Eine andere Idee, wäre, eine Liste der Äbte aufzutreiben! Hier führt die Spur ins Bischöfliche Dom- und Diözesanmuseum Trier, dort existiert wohl ein Gemälde mit den Äbten und, so wie es aussieht ihren Wappen! Na dann wollen wir mal sehen 😉

Nachtrag 11.4.2010
Ich war jetzt im Museum und habe das Bild gesehen, es war Abt Maximinus von Gülich. Er ist auf dem Gemälde mit seinem Wappen, einem silbernem Pferd auf blauem Grund dargestellt.
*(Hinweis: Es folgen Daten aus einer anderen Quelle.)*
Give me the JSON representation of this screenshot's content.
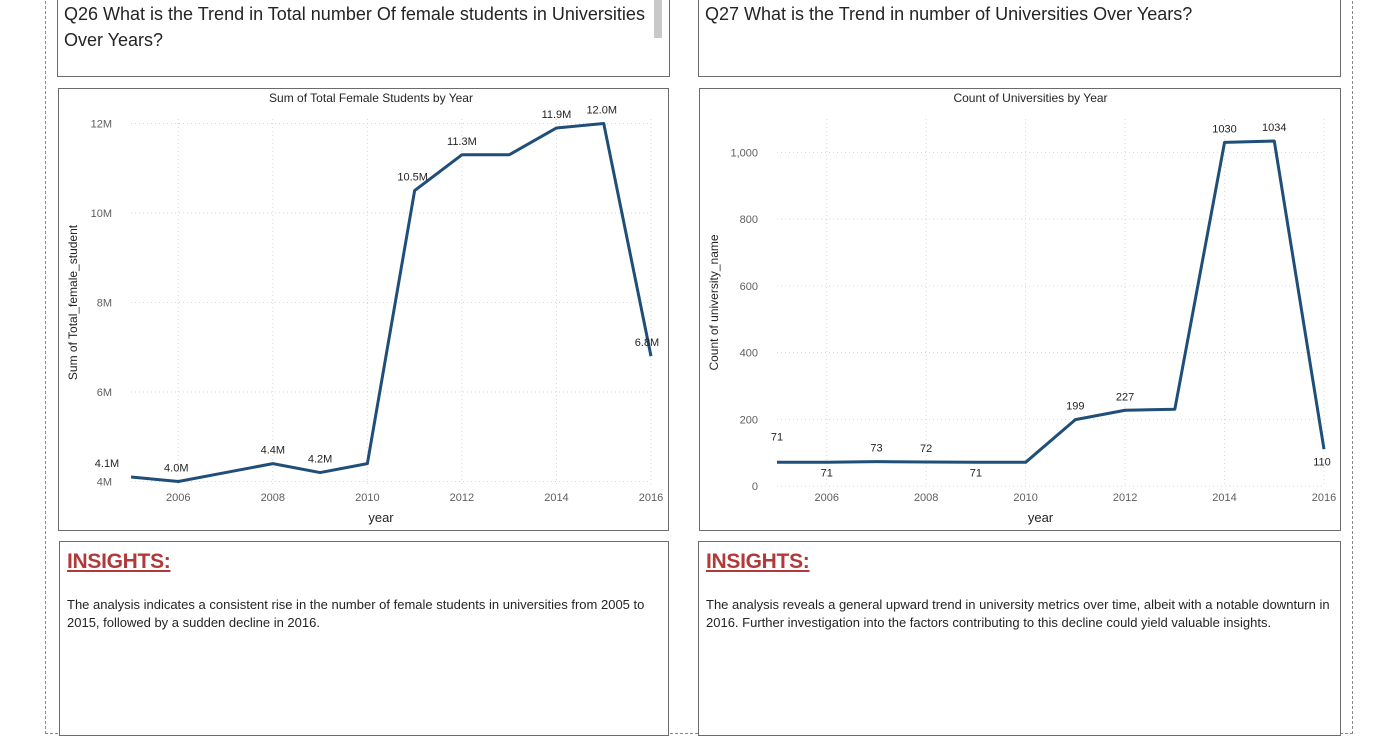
{
  "panels": [
    {
      "question": "Q26 What is the Trend in Total number Of female students in Universities Over Years?",
      "insights_title": "INSIGHTS:",
      "insights_text": "The analysis indicates a consistent rise in the number of female students in universities from 2005 to 2015, followed by a sudden decline in 2016."
    },
    {
      "question": "Q27 What is the Trend in number of Universities Over Years?",
      "insights_title": "INSIGHTS:",
      "insights_text": "The analysis reveals a general upward trend in university metrics over time, albeit with a notable downturn in 2016. Further investigation into the factors contributing to this decline could yield valuable insights."
    }
  ],
  "colors": {
    "line": "#1f4e79",
    "insight_title": "#b03a3a"
  },
  "chart_data": [
    {
      "type": "line",
      "title": "Sum of Total Female Students by Year",
      "xlabel": "year",
      "ylabel": "Sum of Total_female_student",
      "x": [
        2005,
        2006,
        2007,
        2008,
        2009,
        2010,
        2011,
        2012,
        2013,
        2014,
        2015,
        2016
      ],
      "values": [
        4.1,
        4.0,
        4.2,
        4.4,
        4.2,
        4.4,
        10.5,
        11.3,
        11.3,
        11.9,
        12.0,
        6.8
      ],
      "data_labels": [
        "4.1M",
        "4.0M",
        "",
        "4.4M",
        "4.2M",
        "",
        "10.5M",
        "11.3M",
        "",
        "11.9M",
        "12.0M",
        "6.8M"
      ],
      "x_ticks": [
        2006,
        2008,
        2010,
        2012,
        2014,
        2016
      ],
      "y_ticks": [
        4,
        6,
        8,
        10,
        12
      ],
      "y_tick_labels": [
        "4M",
        "6M",
        "8M",
        "10M",
        "12M"
      ],
      "ylim": [
        3.9,
        12.1
      ],
      "xlim": [
        2005,
        2016
      ],
      "grid": true
    },
    {
      "type": "line",
      "title": "Count of Universities by Year",
      "xlabel": "year",
      "ylabel": "Count of university_name",
      "x": [
        2005,
        2006,
        2007,
        2008,
        2009,
        2010,
        2011,
        2012,
        2013,
        2014,
        2015,
        2016
      ],
      "values": [
        71,
        71,
        73,
        72,
        71,
        71,
        199,
        227,
        230,
        1030,
        1034,
        110
      ],
      "data_labels": [
        "71",
        "71",
        "73",
        "72",
        "71",
        "",
        "199",
        "227",
        "",
        "1030",
        "1034",
        "110"
      ],
      "x_ticks": [
        2006,
        2008,
        2010,
        2012,
        2014,
        2016
      ],
      "y_ticks": [
        0,
        200,
        400,
        600,
        800,
        1000
      ],
      "y_tick_labels": [
        "0",
        "200",
        "400",
        "600",
        "800",
        "1,000"
      ],
      "ylim": [
        0,
        1100
      ],
      "xlim": [
        2005,
        2016
      ],
      "grid": true
    }
  ]
}
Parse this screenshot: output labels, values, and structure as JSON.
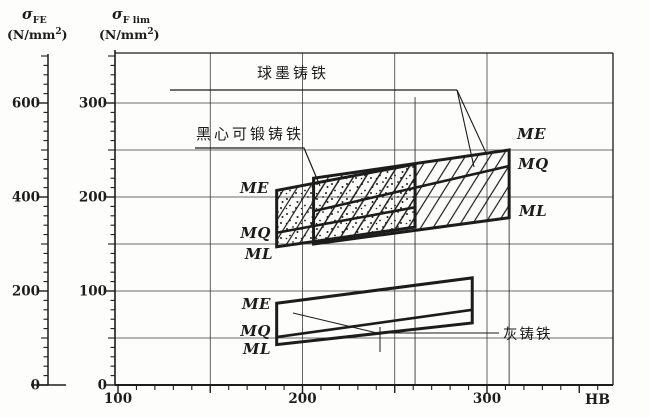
{
  "titles": {
    "sigma": "σ",
    "fe_sub": "FE",
    "flim_sub": "F lim",
    "unit_open": "(N/mm",
    "unit_sup": "2",
    "unit_close": ")"
  },
  "grade_labels": {
    "ME": "ME",
    "MQ": "MQ",
    "ML": "ML"
  },
  "chart_data": {
    "type": "area",
    "title": "",
    "x_axis": {
      "label": "HB",
      "ticks": [
        100,
        200,
        300
      ],
      "minor_step": 10,
      "range": [
        100,
        360
      ]
    },
    "y_axis_outer": {
      "label": "σFE (N/mm²)",
      "ticks": [
        0,
        200,
        400,
        600
      ],
      "minor_step": 20,
      "range": [
        0,
        700
      ]
    },
    "y_axis_inner": {
      "label": "σF lim (N/mm²)",
      "ticks": [
        0,
        100,
        200,
        300
      ],
      "minor_step": 10,
      "range": [
        0,
        350
      ]
    },
    "note": "outer axis sigma_FE = 2 x sigma_F_lim (dual scale)",
    "gridlines": {
      "horizontal_sigma_flim": [
        50,
        100,
        150,
        200,
        250,
        300
      ],
      "vertical_hb": [
        150,
        200,
        250,
        300
      ]
    },
    "bands": [
      {
        "id": "malleable",
        "label": "黑心可锻铸铁",
        "pattern": "hatch+dots",
        "hb": [
          186,
          261
        ],
        "lines": {
          "ME": [
            207,
            235
          ],
          "MQ": [
            162,
            189
          ],
          "ML": [
            147,
            168
          ]
        }
      },
      {
        "id": "nodular",
        "label": "球墨铸铁",
        "pattern": "hatch",
        "hb": [
          206,
          312
        ],
        "lines": {
          "ME": [
            220,
            250
          ],
          "MQ": [
            185,
            233
          ],
          "ML": [
            150,
            178
          ]
        }
      },
      {
        "id": "grey",
        "label": "灰铸铁",
        "pattern": "none",
        "hb": [
          186,
          292
        ],
        "lines": {
          "ME": [
            87,
            114
          ],
          "MQ": [
            51,
            80
          ],
          "ML": [
            43,
            66
          ]
        }
      }
    ]
  }
}
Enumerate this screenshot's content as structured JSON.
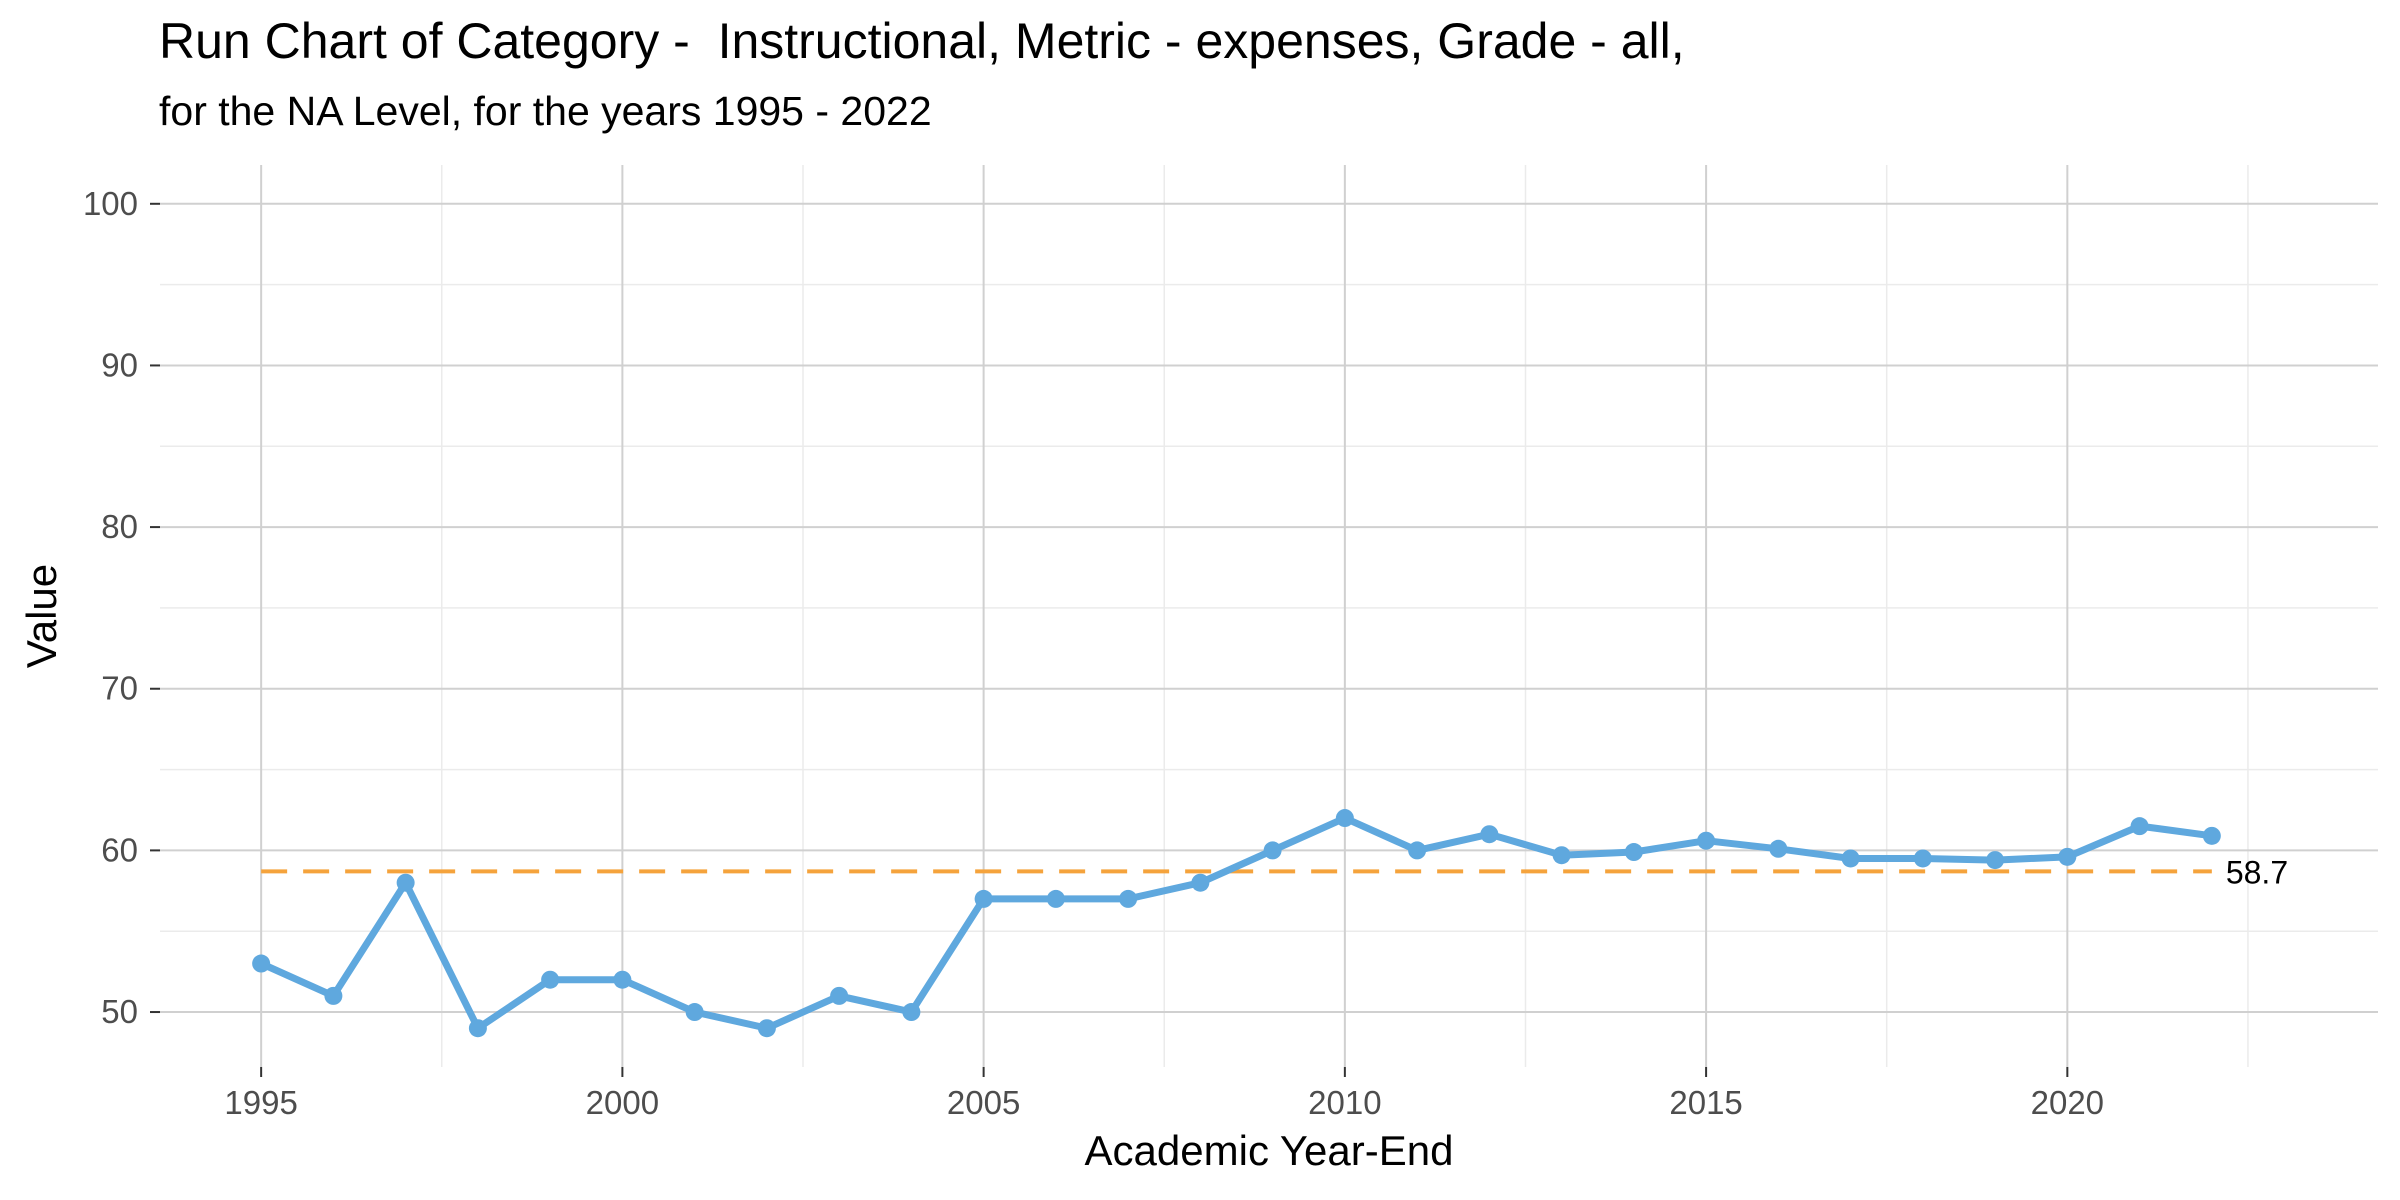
{
  "chart_data": {
    "type": "line",
    "title": "Run Chart of Category -  Instructional, Metric - expenses, Grade - all,",
    "subtitle": "for the NA Level, for the years 1995 - 2022",
    "xlabel": "Academic Year-End",
    "ylabel": "Value",
    "xlim": [
      1993.6,
      2024.3
    ],
    "ylim": [
      46.6,
      102.4
    ],
    "x_ticks": [
      1995,
      2000,
      2005,
      2010,
      2015,
      2020
    ],
    "x_minor_ticks": [
      1997.5,
      2002.5,
      2007.5,
      2012.5,
      2017.5,
      2022.5
    ],
    "y_ticks": [
      50,
      60,
      70,
      80,
      90,
      100
    ],
    "y_minor_ticks": [
      55,
      65,
      75,
      85,
      95
    ],
    "grid": true,
    "series": [
      {
        "color": "#5fa8de",
        "x": [
          1995,
          1996,
          1997,
          1998,
          1999,
          2000,
          2001,
          2002,
          2003,
          2004,
          2005,
          2006,
          2007,
          2008,
          2009,
          2010,
          2011,
          2012,
          2013,
          2014,
          2015,
          2016,
          2017,
          2018,
          2019,
          2020,
          2021,
          2022
        ],
        "values": [
          53,
          51,
          58,
          49,
          52,
          52,
          50,
          49,
          51,
          50,
          57,
          57,
          57,
          58,
          60,
          62,
          60,
          61,
          59.7,
          59.9,
          60.6,
          60.1,
          59.5,
          59.5,
          59.4,
          59.6,
          61.5,
          60.9
        ]
      }
    ],
    "reference_line": {
      "value": 58.7,
      "label": "58.7",
      "color": "#f5a33c",
      "style": "dashed",
      "x_range": [
        1995,
        2022
      ]
    }
  }
}
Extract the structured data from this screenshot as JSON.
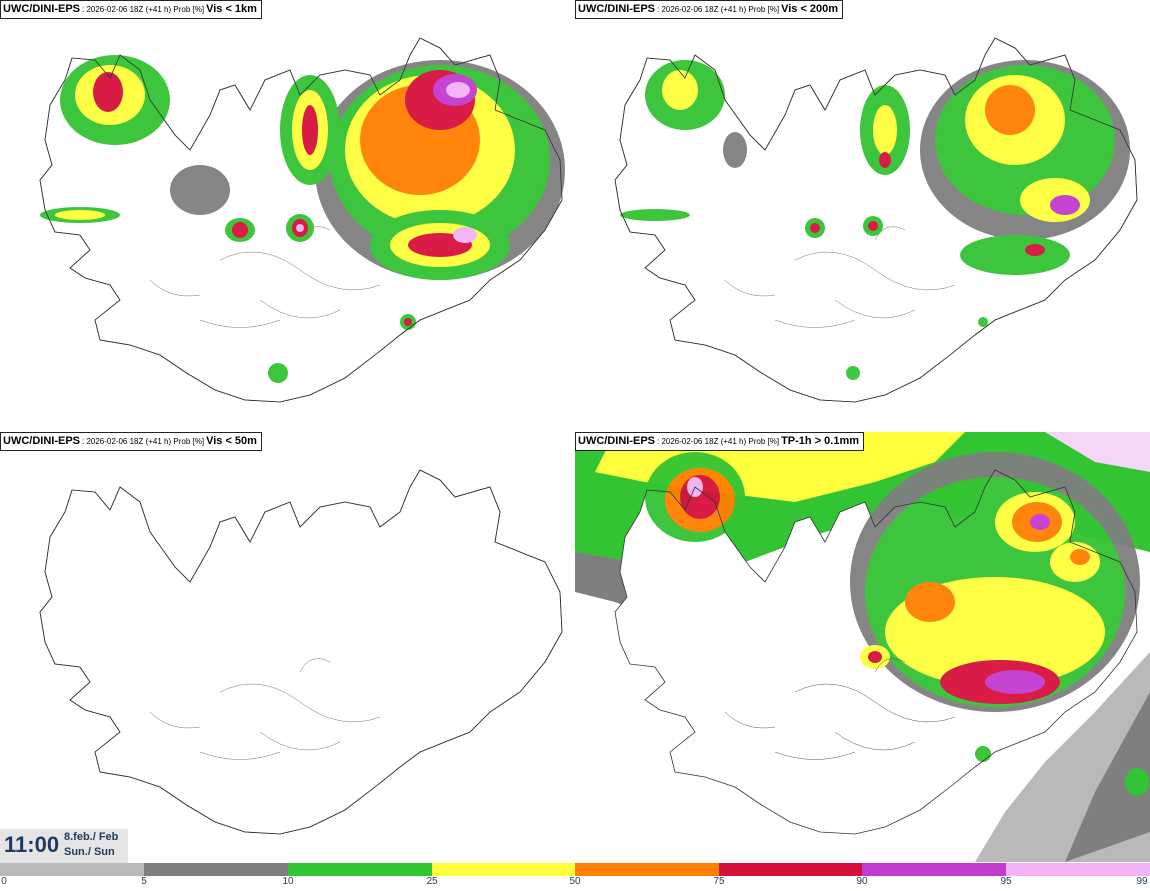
{
  "panels": [
    {
      "source": "UWC/DINI-EPS",
      "info": ": 2026-02-06 18Z (+41 h) Prob [%]",
      "variable": "Vis < 1km"
    },
    {
      "source": "UWC/DINI-EPS",
      "info": ": 2026-02-06 18Z (+41 h) Prob [%]",
      "variable": "Vis < 200m"
    },
    {
      "source": "UWC/DINI-EPS",
      "info": ": 2026-02-06 18Z (+41 h) Prob [%]",
      "variable": "Vis < 50m"
    },
    {
      "source": "UWC/DINI-EPS",
      "info": ": 2026-02-06 18Z (+41 h) Prob [%]",
      "variable": "TP-1h > 0.1mm"
    }
  ],
  "valid_time": {
    "time": "11:00",
    "date_line1": "8.feb./ Feb",
    "date_line2": "Sun./ Sun"
  },
  "legend": {
    "ticks": [
      "0",
      "5",
      "10",
      "25",
      "50",
      "75",
      "90",
      "95",
      "99"
    ],
    "colors": [
      "#ffffff",
      "#b9b9b9",
      "#7f7f7f",
      "#33c433",
      "#ffff3d",
      "#ff7f00",
      "#d6103c",
      "#c23bd0",
      "#f2b2f5"
    ]
  }
}
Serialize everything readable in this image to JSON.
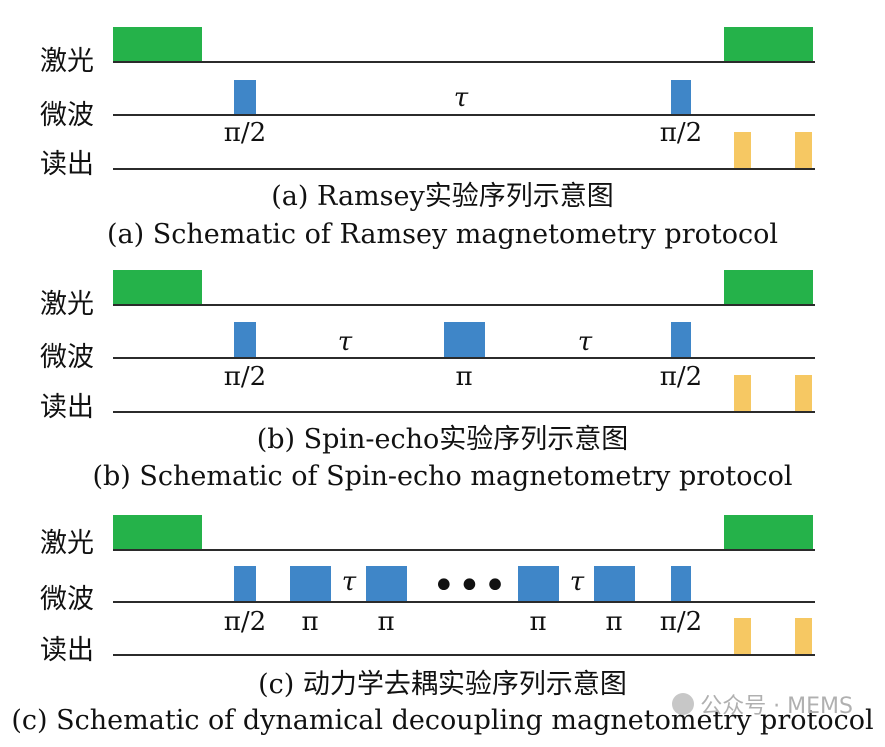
{
  "channels": {
    "laser": "激光",
    "microwave": "微波",
    "readout": "读出"
  },
  "symbols": {
    "half_pi": "π/2",
    "pi": "π",
    "tau": "τ",
    "ellipsis": "•••"
  },
  "panels": [
    {
      "caption_cn": "(a) Ramsey实验序列示意图",
      "caption_en": "(a) Schematic of Ramsey magnetometry protocol"
    },
    {
      "caption_cn": "(b) Spin-echo实验序列示意图",
      "caption_en": "(b) Schematic of Spin-echo magnetometry protocol"
    },
    {
      "caption_cn": "(c) 动力学去耦实验序列示意图",
      "caption_en": "(c) Schematic of dynamical decoupling magnetometry protocol"
    }
  ],
  "watermark": "公众号 · MEMS",
  "colors": {
    "laser": "#25b24a",
    "microwave": "#3f86c8",
    "readout": "#f6c863"
  }
}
Allerdings schaut das Pferd auf dem Gemälde in eine andere Richtung als jenes auf dem Gebäude, und auch die Frage ob es nicht vielleicht ein Einhorn ist lässt sich nicht klären, die Abbildung auf dem Gemälde ist sehr klein (höchstens 10cm x 10cm, hab mich nicht getraut nachzumessen 😉

Mit dem Namen des Abtes, war dann auch google in der Lage, eine Seite des Athenäums Luxemburg mit dem Titel “Latein auf Stein” zu finden, wo die Inschrift schon mal im Netz erläutert worden war.